Anklage · Tod im Gewahrsam Epstein 2019 — Bundesanklagen und ein Tod im Gewahrsam

Am 6. Juli 2019 wurde Epstein an einem Flughafen in New Jersey aufgrund einer Bundesanklage [federal indictment] verhaftet, die ihm Sexhandel und Verschwörung vorwarf – mit der Behauptung [alleging], dass er von 2002 bis 2005 Mädchen im Alter von bis zu 14 Jahren für sexuelle Handlungen bezahlt und Opfer dafür bezahlt habe, andere zu rekrutieren. Ein Gericht ordnete seine Inhaftierung bis zum Prozess an. Am 10. August 2019 wurde er erhängt in seiner Zelle im Metropolitan Correctional Center aufgefunden. Der Gerichtsmediziner von NYC stufte es als Suizid ein; ein Bericht des Generalinspekteurs des DOJ aus dem Jahr 2023 (die letzte von mehreren Untersuchungen) fand keine Beweise für Fremdverschulden, dokumentierte jedoch eine "Kombination aus Fahrlässigkeit und Fehlverhalten" ["combination of negligence and misconduct"] durch das Personal des Bureau of Prisons: Wärter führten erforderliche Kontrollen nicht durch und fälschten Aufzeichnungen, er wurde entgegen einer Richtlinie ohne Zellengenosse gelassen, und Kameras fielen aus.
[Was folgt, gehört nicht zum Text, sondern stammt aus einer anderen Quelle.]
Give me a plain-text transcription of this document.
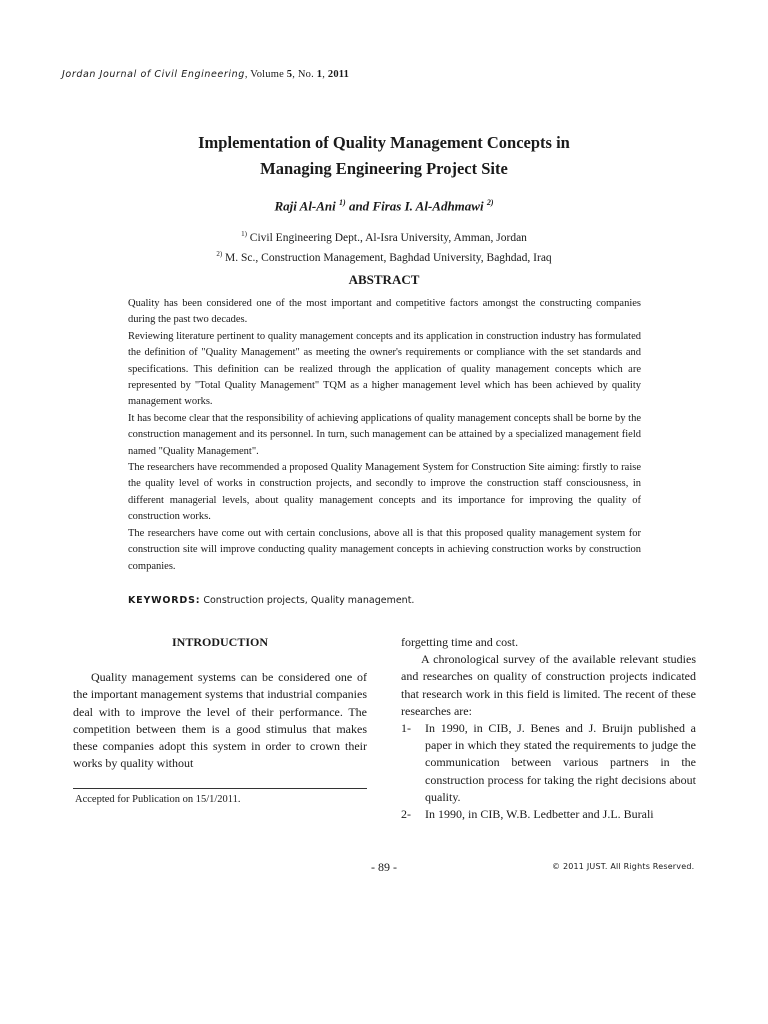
Jordan Journal of Civil Engineering, Volume 5, No. 1, 2011
Implementation of Quality Management Concepts in
Managing Engineering Project Site
Raji Al-Ani $^{1)}$ and Firas I. Al-Adhmawi $^{2)}$
$^{1)}$ Civil Engineering Dept., Al-Isra University, Amman, Jordan
$^{2)}$ M. Sc., Construction Management, Baghdad University, Baghdad, Iraq
ABSTRACT

Quality has been considered one of the most important and competitive factors amongst the constructing companies during the past two decades.

Reviewing literature pertinent to quality management concepts and its application in construction industry has formulated the definition of "Quality Management" as meeting the owner's requirements or compliance with the set standards and specifications. This definition can be realized through the application of quality management concepts which are represented by "Total Quality Management" TQM as a higher management level which has been achieved by quality management works.

It has become clear that the responsibility of achieving applications of quality management concepts shall be borne by the construction management and its personnel. In turn, such management can be attained by a specialized management field named "Quality Management".

The researchers have recommended a proposed Quality Management System for Construction Site aiming: firstly to raise the quality level of works in construction projects, and secondly to improve the construction staff consciousness, in different managerial levels, about quality management concepts and its importance for improving the quality of construction works.

The researchers have come out with certain conclusions, above all is that this proposed quality management system for construction site will improve conducting quality management concepts in achieving construction works by construction companies.

KEYWORDS: Construction projects, Quality management.
INTRODUCTION

Quality management systems can be considered one of the important management systems that industrial companies deal with to improve the level of their performance. The competition between them is a good stimulus that makes these companies adopt this system in order to crown their works by quality without

Accepted for Publication on 15/1/2011.

forgetting time and cost.

A chronological survey of the available relevant studies and researches on quality of construction projects indicated that research work in this field is limited. The recent of these researches are:

1-	In 1990, in CIB, J. Benes and J. Bruijn published a paper in which they stated the requirements to judge the communication between various partners in the construction process for taking the right decisions about quality.
2-	In 1990, in CIB, W.B. Ledbetter and J.L. Burali
- 89 -	© 2011 JUST. All Rights Reserved.
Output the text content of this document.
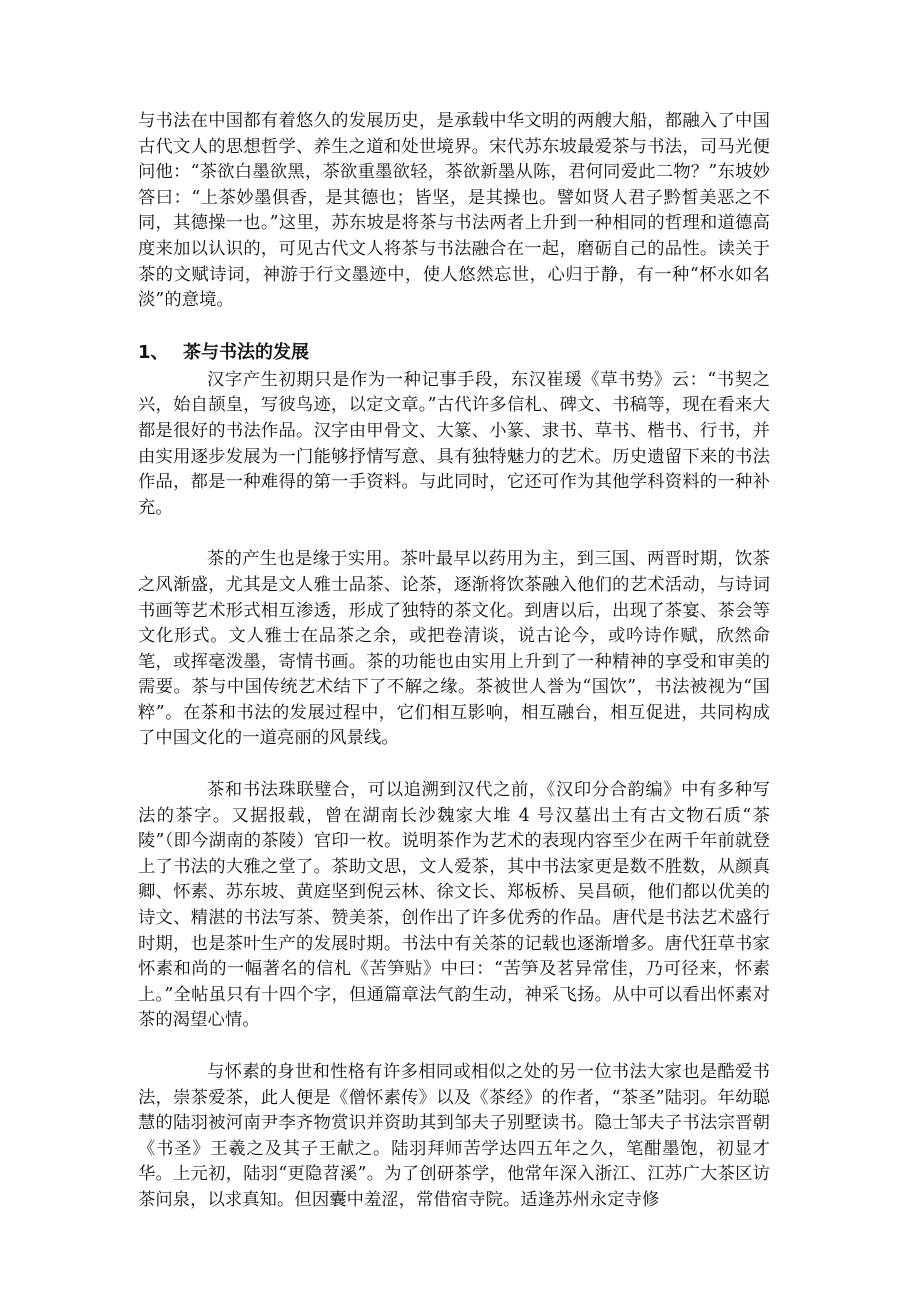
与书法在中国都有着悠久的发展历史，是承载中华文明的两艘大船，都融入了中国古代文人的思想哲学、养生之道和处世境界。宋代苏东坡最爱茶与书法，司马光便问他：“茶欲白墨欲黑，茶欲重墨欲轻，茶欲新墨从陈，君何同爱此二物？”东坡妙答曰：“上茶妙墨俱香，是其德也；皆坚，是其操也。譬如贤人君子黔皙美恶之不同，其德操一也。”这里，苏东坡是将茶与书法两者上升到一种相同的哲理和道德高度来加以认识的，可见古代文人将茶与书法融合在一起，磨砺自己的品性。读关于茶的文赋诗词，神游于行文墨迹中，使人悠然忘世，心归于静，有一种“杯水如名淡”的意境。

1、 茶与书法的发展

汉字产生初期只是作为一种记事手段，东汉崔瑗《草书势》云：“书契之兴，始自颉皇，写彼鸟迹，以定文章。”古代许多信札、碑文、书稿等，现在看来大都是很好的书法作品。汉字由甲骨文、大篆、小篆、隶书、草书、楷书、行书，并由实用逐步发展为一门能够抒情写意、具有独特魅力的艺术。历史遗留下来的书法作品，都是一种难得的第一手资料。与此同时，它还可作为其他学科资料的一种补充。

茶的产生也是缘于实用。茶叶最早以药用为主，到三国、两晋时期，饮茶之风渐盛，尤其是文人雅士品茶、论茶，逐渐将饮茶融入他们的艺术活动，与诗词书画等艺术形式相互渗透，形成了独特的茶文化。到唐以后，出现了茶宴、茶会等文化形式。文人雅士在品茶之余，或把卷清谈，说古论今，或吟诗作赋，欣然命笔，或挥毫泼墨，寄情书画。茶的功能也由实用上升到了一种精神的享受和审美的需要。茶与中国传统艺术结下了不解之缘。茶被世人誉为“国饮”，书法被视为“国粹”。在茶和书法的发展过程中，它们相互影响，相互融台，相互促进，共同构成了中国文化的一道亮丽的风景线。

茶和书法珠联璧合，可以追溯到汉代之前，《汉印分合韵编》中有多种写法的茶字。又据报载，曾在湖南长沙魏家大堆 4 号汉墓出土有古文物石质“茶陵”（即今湖南的茶陵）官印一枚。说明茶作为艺术的表现内容至少在两千年前就登上了书法的大雅之堂了。茶助文思，文人爱茶，其中书法家更是数不胜数，从颜真卿、怀素、苏东坡、黄庭坚到倪云林、徐文长、郑板桥、吴昌硕，他们都以优美的诗文、精湛的书法写茶、赞美茶，创作出了许多优秀的作品。唐代是书法艺术盛行时期，也是茶叶生产的发展时期。书法中有关茶的记载也逐渐增多。唐代狂草书家怀素和尚的一幅著名的信札《苦笋贴》中曰：“苦笋及茗异常佳，乃可径来，怀素上。”全帖虽只有十四个字，但通篇章法气韵生动，神采飞扬。从中可以看出怀素对茶的渴望心情。

与怀素的身世和性格有许多相同或相似之处的另一位书法大家也是酷爱书法，崇茶爱茶，此人便是《僧怀素传》以及《茶经》的作者，“茶圣”陆羽。年幼聪慧的陆羽被河南尹李齐物赏识并资助其到邹夫子别墅读书。隐士邹夫子书法宗晋朝《书圣》王羲之及其子王献之。陆羽拜师苦学达四五年之久，笔酣墨饱，初显才华。上元初，陆羽“更隐苕溪”。为了创研茶学，他常年深入浙江、江苏广大茶区访茶问泉，以求真知。但因囊中羞涩，常借宿寺院。适逢苏州永定寺修
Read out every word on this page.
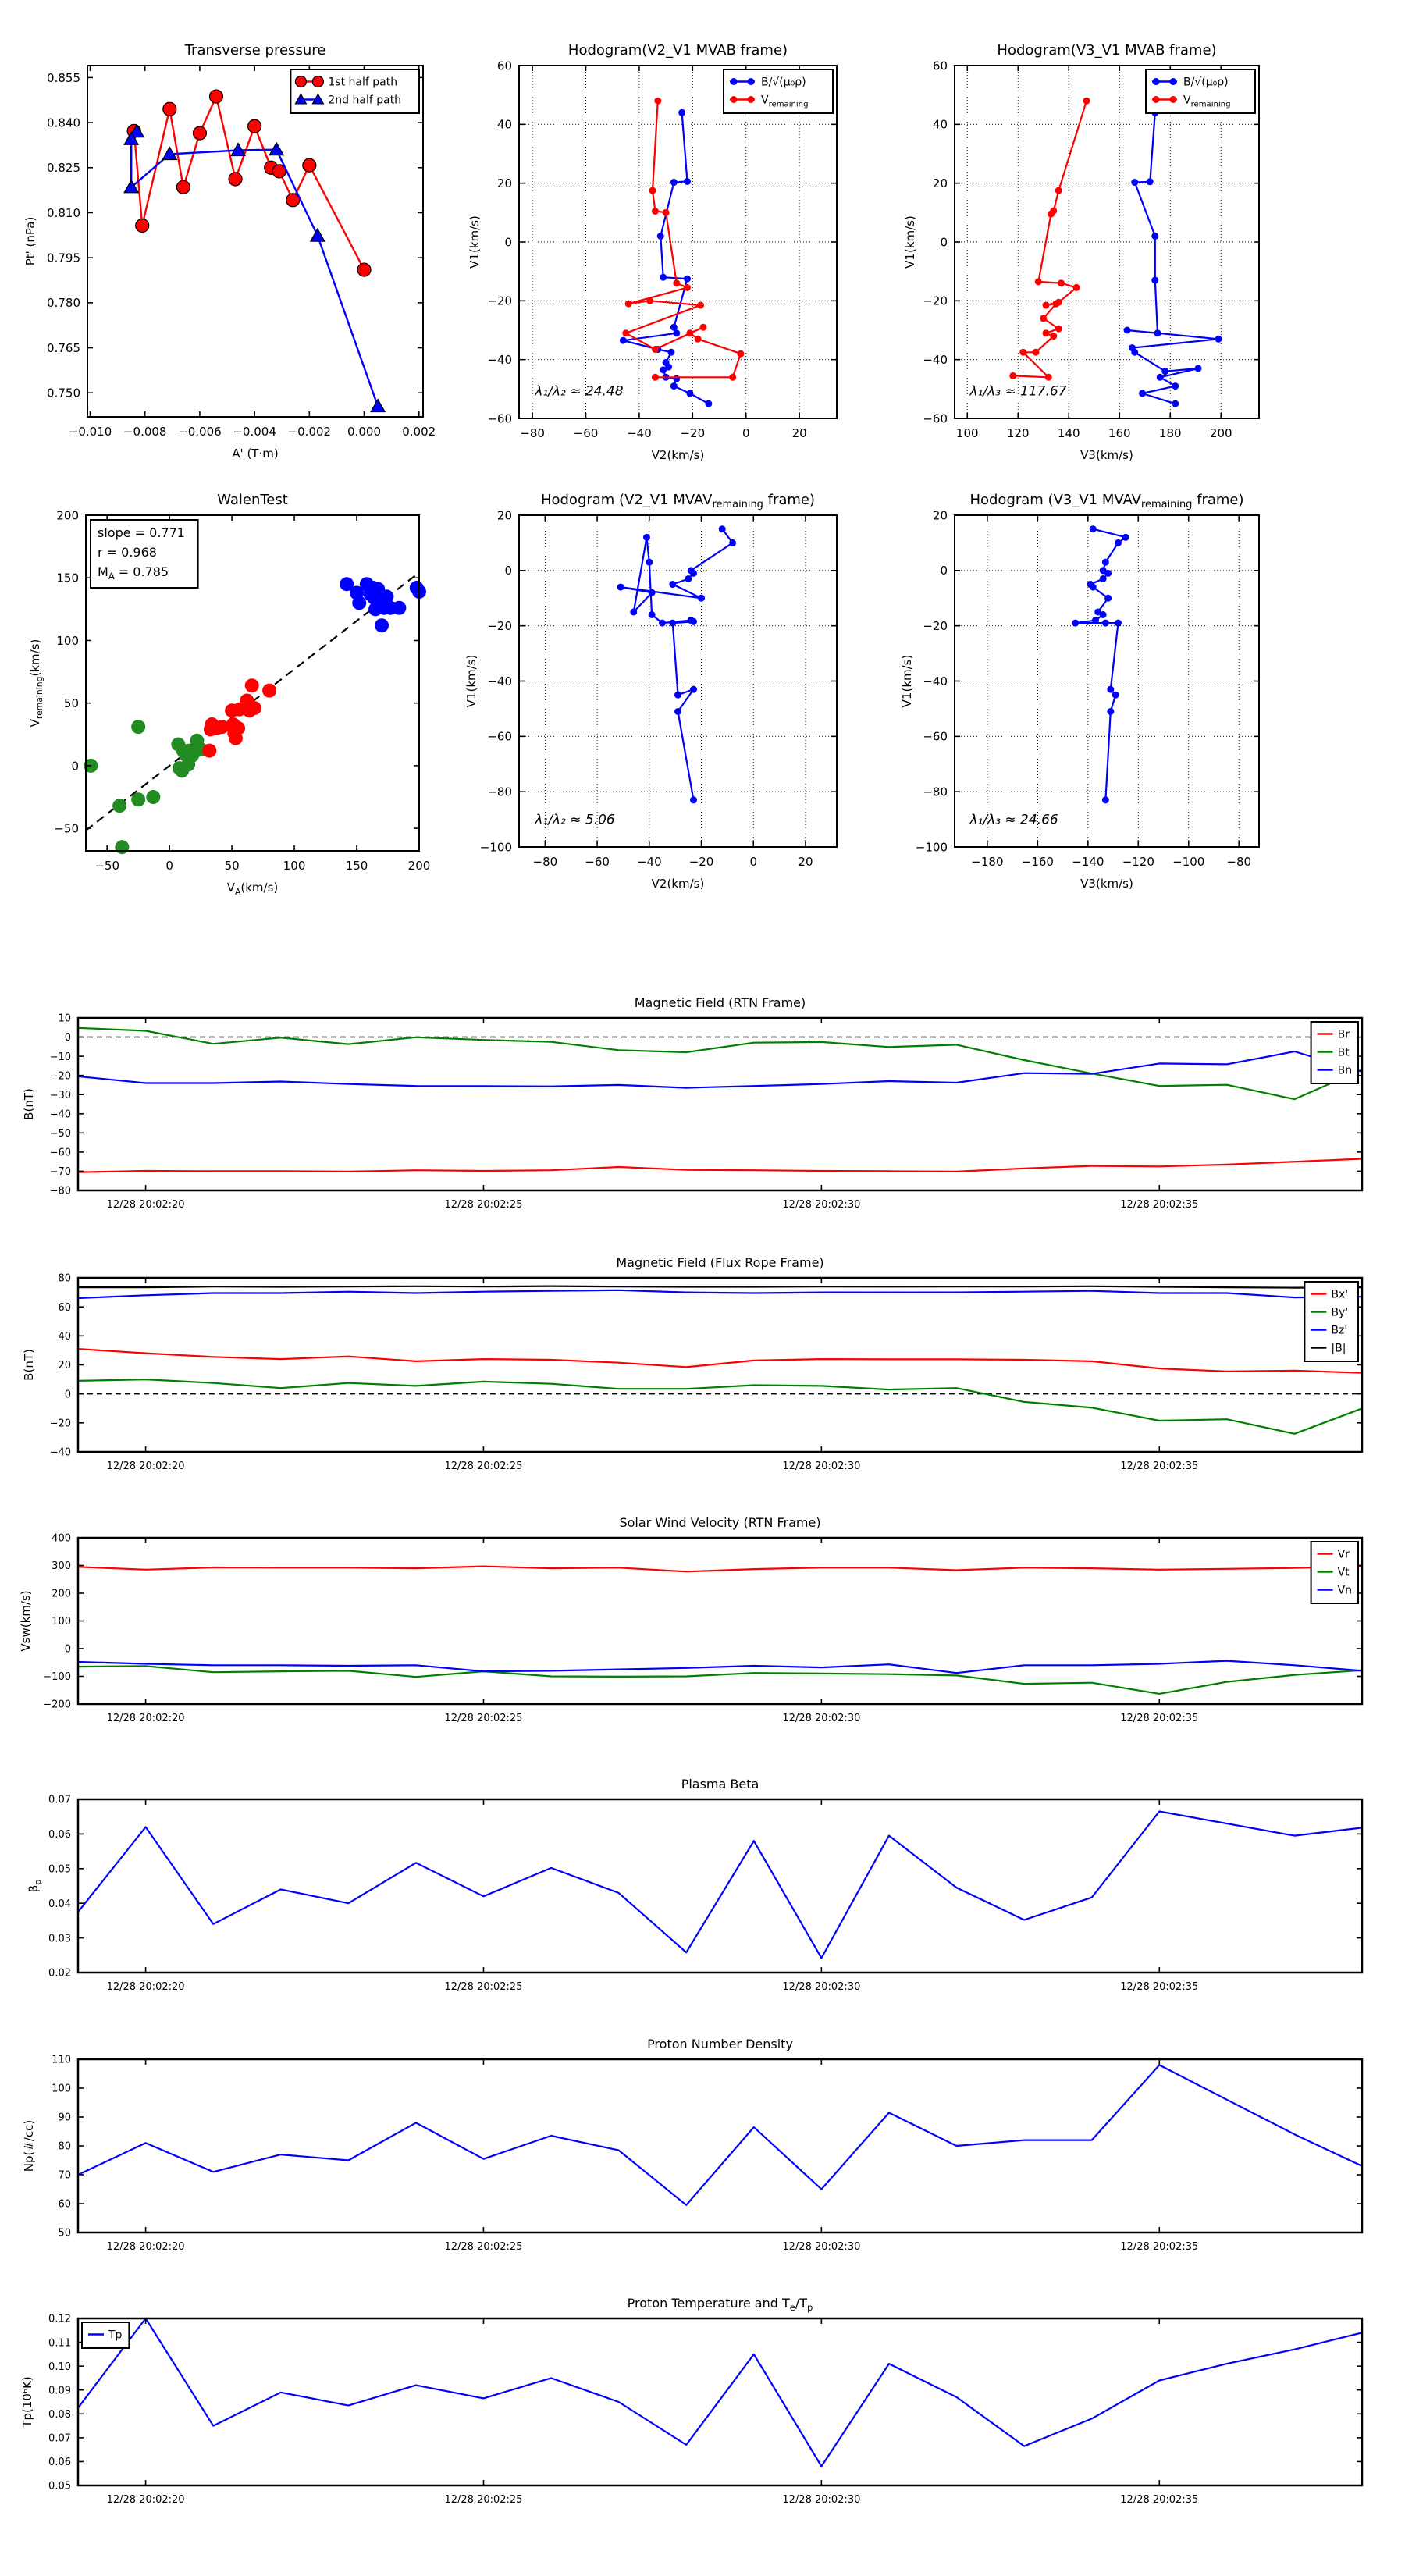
−0.010 −0.008 −0.006 −0.004 −0.002 0.000 0.002
0.750
0.765
0.780
0.795
0.810
0.825
0.840
0.855
Transverse pressure
A' (T·m)
Pt' (nPa)
1st half path
2nd half path
−80 −60 −40 −20	0	20
−60
−40
−20
0
20
40
60
Hodogram(V2_V1 MVAB frame)
V2(km/s)
V1(km/s)
λ₁/λ₂ ≈ 24.48
B/√(μ₀ρ)
$V_{remaining}$
100 120 140 160 180 200
−60
−40
−20
0
20
40
60
Hodogram(V3_V1 MVAB frame)
V3(km/s)
V1(km/s)
λ₁/λ₃ ≈ 117.67
B/√(μ₀ρ)
$V_{remaining}$
−50	0	50	100	150	200
−50
0
50
100
150
200
WalenTest
$V_A(km/s)$
$V_{remaining}(km/s)$
slope = 0.771
r = 0.968
$M_A = 0.785$
−80 −60 −40 −20	0	20
−100
−80
−60
−40
−20
0
20
Hodogram (V2_V1 $MVAV_{remaining}$ frame)
V2(km/s)
V1(km/s)
λ₁/λ₂ ≈ 5.06
−180 −160 −140 −120 −100 −80
−100
−80
−60
−40
−20
0
20
Hodogram (V3_V1 $MVAV_{remaining}$ frame)
V3(km/s)
V1(km/s)
λ₁/λ₃ ≈ 24.66
12/28 20:02:20	12/28 20:02:25	12/28 20:02:30	12/28 20:02:35
−80
−70
−60
−50
−40
−30
−20
−10
0
10
Magnetic Field (RTN Frame)
B(nT)
Br
Bt
Bn
12/28 20:02:20	12/28 20:02:25	12/28 20:02:30	12/28 20:02:35
−40
−20
0
20
40
60
80
Magnetic Field (Flux Rope Frame)
B(nT)
Bx'
By'
Bz'
|B|
12/28 20:02:20	12/28 20:02:25	12/28 20:02:30	12/28 20:02:35
−200
−100
0
100
200
300
400
Solar Wind Velocity (RTN Frame)
Vsw(km/s)
Vr
Vt
Vn
12/28 20:02:20	12/28 20:02:25	12/28 20:02:30	12/28 20:02:35
0.02
0.03
0.04
0.05
0.06
0.07
Plasma Beta
$\beta_p$
12/28 20:02:20	12/28 20:02:25	12/28 20:02:30	12/28 20:02:35
50
60
70
80
90
100
110
Proton Number Density
Np(#/cc)
12/28 20:02:20	12/28 20:02:25	12/28 20:02:30	12/28 20:02:35
0.05
0.06
0.07
0.08
0.09
0.10
0.11
0.12
Proton Temperature and $T_e/T_p$
Tp(10⁶K)
Tp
Sein Tod beendete das Bundesverfahren gegen ihn (eingestellt durch nolle prosequi) – was bedeutet, dass die Vorwürfe des Menschenhandels gegen Epstein selbst nie gerichtlich verhandelt wurden [never adjudicated] und alle Mitverschwörer diesem Prozess entgingen. Zwei Wärter wurden wegen der Fälschung von Aufzeichnungen angeklagt; beide entgingen dem Gefängnis durch Vereinbarungen über die Aussetzung der Strafverfolgung [deferred-prosecution deals] und gemeinnützige Arbeit.